I managed to lay her on the couch before I went back to grab Dana. Once I grabbed the tall girl, I sighed in relief. She was a little less drunk and a little lighter than Chloe. She was able to move her feet so I didn’t have to hold her weight. I laid her on the other section of the couch, praying that she doesn’t roll off of it. I went back to the car for Marissa only to see her leaning over the trashcan in front of the house, vomiting. I held back a gag at the retching sound and went back for Floyd.

The guy is tall, at least 5’11” but he’s not as tall as Noah. He may be heavier though. His arms draped over me as I pulled him from the car. He muttered nothings as I carried him towards the house, dropping him on the recliner.
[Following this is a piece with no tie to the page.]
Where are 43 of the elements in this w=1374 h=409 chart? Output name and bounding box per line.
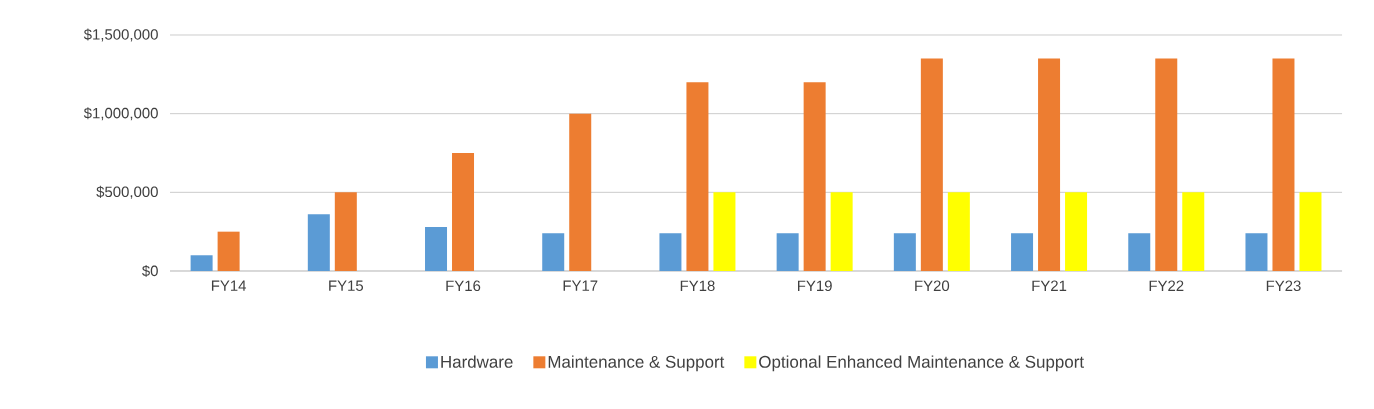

I leaned on the back of it as I breathed heavily. Just one more to go. On my way out, I noticed Marissa coming towards the house, her eyes narrowed thanks to the motion detector light. She winced at the bright living room light and quickly flicked it off. Offering me a smile, she disappeared into the bathroom, probably to take some aspirin.

Noah was in the passenger’s seat, sipping his drink quietly. I sighed as I opened the door. “Can you stand up on your own?”

Attempting to get up, he fell, hitting his back on the car door. Swearing loudly, he winced and arched his back in pain. He dropped the half-filled cup and I sighed. I slammed the car door shut as he moved out of the way, locking it. I doubt he’d appreciate his car getting stolen. I swung his arm around my shoulder and led him to the living room, struggling to find an open area for him. Marissa was already sprawled on the other part of the sectional sofa.

I groaned loudly as I looked around. “I can get upstairs.”

“I doubt it,” I muttered under my breath in response to Noah. “Come on.”

I led him towards the stairs, listening to his drunken laughter as he stumbled up the steps, effectively making me stumble with him. As I reached the top, I groaned at the pain in my back. I led him towards his room, opening the door and walking towards his bed. I immediately let go of him. He didn’t fall like I expected him to. Instead, he remained standing. He wrapped his arms around me and I sighed. “Noah, you can drop. Your beds right there.”

“I know,” he whispered. “I’m hugging you.”

I furrowed my eyebrows as I slowly returned the hug. The fluttering of my heart luckily went unnoticed by him. “Thanks.”

“N-no problem,” I told him. He let me go and I stumbled backwards.

“Are you sure you aren’t drunk?” he told me with a smirk on his lips.

“Shut up, you…you loser,” I muttered under my breath.

“Whatever you say, dork,” he responded as he dropped into his bed with a yawn. I closed the door on my way out, exhaling heavily as I did so.

He is going to be the death of me; well, either him or heavy lifting.